The Museum of Arts and Design has appointed Glenn Adamson as its new director. He comes to the museum from the Victoria and Albert Museum in London, where he served as director of research.
Readers of one particular arts publication might be surprised at the appointment. In 2011, Adamson wrote a feature for Art in America in which he blasted the museum—and in particular, its then-new building, designed by Brad Cloepfil, AIA. (Disclosure: I am a freelance contributor for Art in America.)
"In 2008, the museum moved from its old home on 53rd Street to Edward Durrell Stone’s historic if unloved 'lollipop building' at 2 Columbus Circle. The new design by architect Brad Cloepfil, which dismantled nearly all but the structural outline, includes four floors of exhibition space, each one a tight shoebox with an L-shaped return," Adamson wrote. "These galleries are unforgiving in their proportions—too narrow for comfort—but that has not stopped the curators from packing them to the rafters," he continued.

Adamson was not alone in criticizing the museum. In 2009, Architectural Lighting editor Elizabeth Donoff wrote a piece about the new Museum of Arts and Design that cut to the chase: "One of the most anticipated projects of 2008, the Museum of Arts and Design (MAD) in New York earned the distinction, upon its opening in late September, of being one of the most negatively reviewed projects of the year."

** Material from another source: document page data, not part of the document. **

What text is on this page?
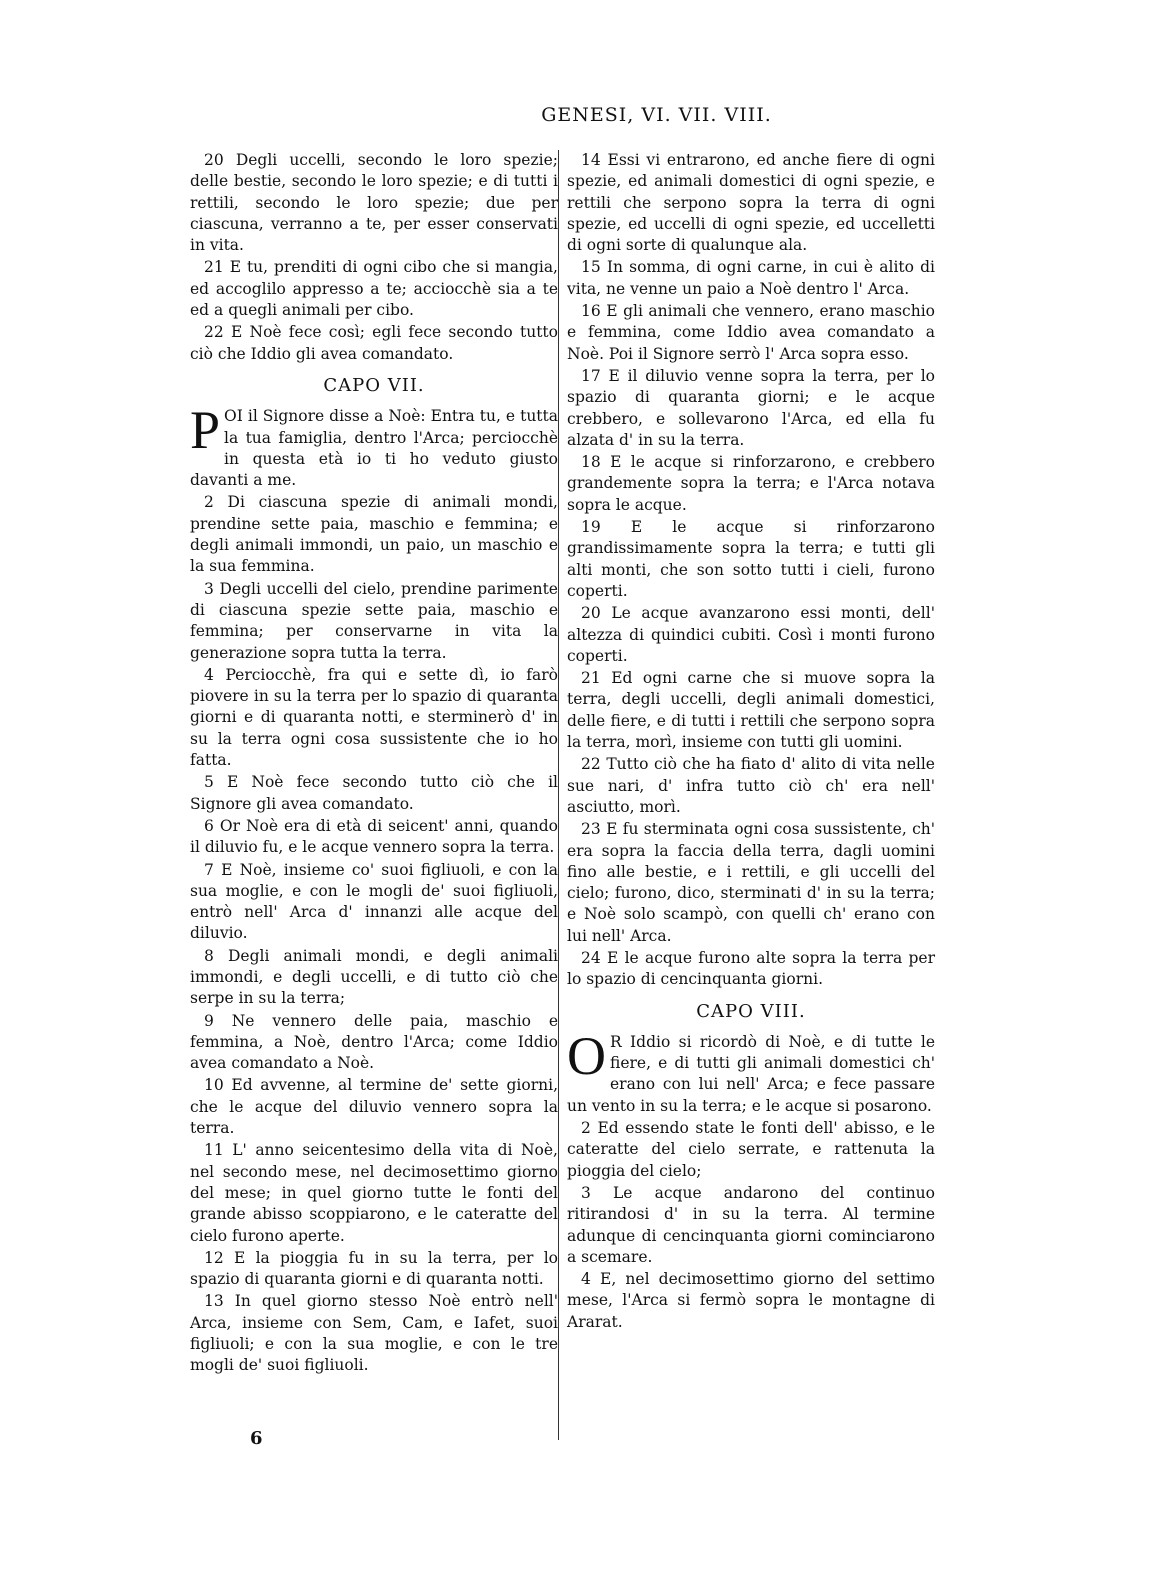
GENESI, VI. VII. VIII.
20 Degli uccelli, secondo le loro spezie; delle bestie, secondo le loro spezie; e di tutti i rettili, secondo le loro spezie; due per ciascuna, verranno a te, per esser conservati in vita.
21 E tu, prenditi di ogni cibo che si mangia, ed accoglilo appresso a te; acciocchè sia a te ed a quegli animali per cibo.
22 E Noè fece così; egli fece secondo tutto ciò che Iddio gli avea comandato.
CAPO VII.
POI il Signore disse a Noè: Entra tu, e tutta la tua famiglia, dentro l'Arca; perciocchè in questa età io ti ho veduto giusto davanti a me.
2 Di ciascuna spezie di animali mondi, prendine sette paia, maschio e femmina; e degli animali immondi, un paio, un maschio e la sua femmina.
3 Degli uccelli del cielo, prendine parimente di ciascuna spezie sette paia, maschio e femmina; per conservarne in vita la generazione sopra tutta la terra.
4 Perciocchè, fra qui e sette dì, io farò piovere in su la terra per lo spazio di quaranta giorni e di quaranta notti, e sterminerò d' in su la terra ogni cosa sussistente che io ho fatta.
5 E Noè fece secondo tutto ciò che il Signore gli avea comandato.
6 Or Noè era di età di seicent' anni, quando il diluvio fu, e le acque vennero sopra la terra.
7 E Noè, insieme co' suoi figliuoli, e con la sua moglie, e con le mogli de' suoi figliuoli, entrò nell' Arca d' innanzi alle acque del diluvio.
8 Degli animali mondi, e degli animali immondi, e degli uccelli, e di tutto ciò che serpe in su la terra;
9 Ne vennero delle paia, maschio e femmina, a Noè, dentro l'Arca; come Iddio avea comandato a Noè.
10 Ed avvenne, al termine de' sette giorni, che le acque del diluvio vennero sopra la terra.
11 L' anno seicentesimo della vita di Noè, nel secondo mese, nel decimosettimo giorno del mese; in quel giorno tutte le fonti del grande abisso scoppiarono, e le cateratte del cielo furono aperte.
12 E la pioggia fu in su la terra, per lo spazio di quaranta giorni e di quaranta notti.
13 In quel giorno stesso Noè entrò nell' Arca, insieme con Sem, Cam, e Iafet, suoi figliuoli; e con la sua moglie, e con le tre mogli de' suoi figliuoli.
14 Essi vi entrarono, ed anche fiere di ogni spezie, ed animali domestici di ogni spezie, e rettili che serpono sopra la terra di ogni spezie, ed uccelli di ogni spezie, ed uccelletti di ogni sorte di qualunque ala.
15 In somma, di ogni carne, in cui è alito di vita, ne venne un paio a Noè dentro l' Arca.
16 E gli animali che vennero, erano maschio e femmina, come Iddio avea comandato a Noè. Poi il Signore serrò l' Arca sopra esso.
17 E il diluvio venne sopra la terra, per lo spazio di quaranta giorni; e le acque crebbero, e sollevarono l'Arca, ed ella fu alzata d' in su la terra.
18 E le acque si rinforzarono, e crebbero grandemente sopra la terra; e l'Arca notava sopra le acque.
19 E le acque si rinforzarono grandissimamente sopra la terra; e tutti gli alti monti, che son sotto tutti i cieli, furono coperti.
20 Le acque avanzarono essi monti, dell' altezza di quindici cubiti. Così i monti furono coperti.
21 Ed ogni carne che si muove sopra la terra, degli uccelli, degli animali domestici, delle fiere, e di tutti i rettili che serpono sopra la terra, morì, insieme con tutti gli uomini.
22 Tutto ciò che ha fiato d' alito di vita nelle sue nari, d' infra tutto ciò ch' era nell' asciutto, morì.
23 E fu sterminata ogni cosa sussistente, ch' era sopra la faccia della terra, dagli uomini fino alle bestie, e i rettili, e gli uccelli del cielo; furono, dico, sterminati d' in su la terra; e Noè solo scampò, con quelli ch' erano con lui nell' Arca.
24 E le acque furono alte sopra la terra per lo spazio di cencinquanta giorni.
CAPO VIII.
O R Iddio si ricordò di Noè, e di tutte le fiere, e di tutti gli animali domestici ch' erano con lui nell' Arca; e fece passare un vento in su la terra; e le acque si posarono.
2 Ed essendo state le fonti dell' abisso, e le cateratte del cielo serrate, e rattenuta la pioggia del cielo;
3 Le acque andarono del continuo ritirandosi d' in su la terra. Al termine adunque di cencinquanta giorni cominciarono a scemare.
4 E, nel decimosettimo giorno del settimo mese, l'Arca si fermò sopra le montagne di Ararat.
6
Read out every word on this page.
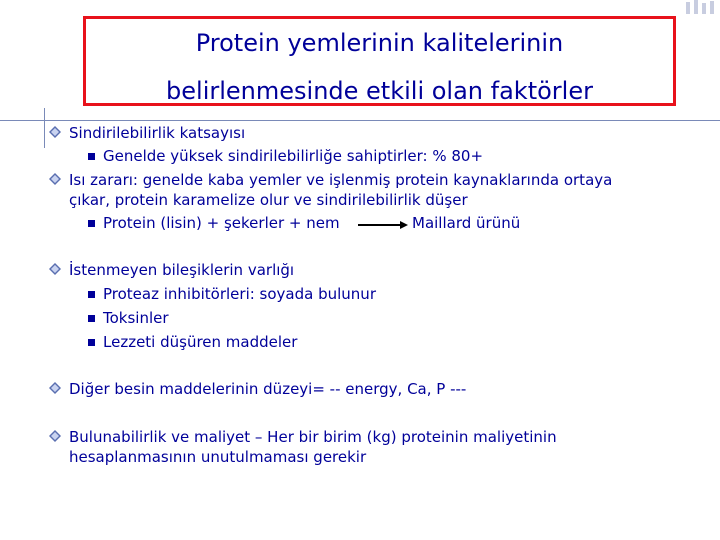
Protein yemlerinin kalitelerinin
belirlenmesinde etkili olan faktörler
Sindirilebilirlik katsayısı
Genelde yüksek sindirilebilirliğe sahiptirler: % 80+
Isı zararı: genelde kaba yemler ve işlenmiş protein kaynaklarında ortaya
çıkar, protein karamelize olur ve sindirilebilirlik düşer
Protein (lisin) + şekerler + nem	Maillard ürünü
İstenmeyen bileşiklerin varlığı
Proteaz inhibitörleri: soyada bulunur
Toksinler
Lezzeti düşüren maddeler
Diğer besin maddelerinin düzeyi= -- energy, Ca, P ---
Bulunabilirlik ve maliyet – Her bir birim (kg) proteinin maliyetinin
hesaplanmasının unutulmaması gerekir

Donoff notes that the deck was stacked against Cloepfil, who opened an office in New York specifically for the commission. He could neither change the height of the building nor its footprint, per zoning regulations. The client put specific restrictions in place, she writes, and the final project cost was $90 million.
Not everyone hated Allied Works' Museum of Arts and Design from the start. It won a Merit Award from AIA New York in 2009. One writer even thought that the controversy was appropriate to the commission. "Love it or hate it, the new Cloepfil renovation is an appropriate evolution for a building that has always been a lightning rod for architectural criticism and public opinion," wrote Veronica Kavass for Life Without Buildings.
Adamson's complaints about the Museum of Arts and Design weren't limited exclusively to Cloepfil's design. "Having abandoned its former raison d’être," he wrote, "the museum has little more than indiscrimination to call its own." (Adamson did not immediately return a request for comment.)
Holly Hotchner, who stepped down after 16 years as director of the museum, noted in her 2011 response to Adamson's review that he and the museum had always had close ties. She never saw his negative piece coming.
Perhaps his opinions have softened on the museum—or maybe he plans to change it.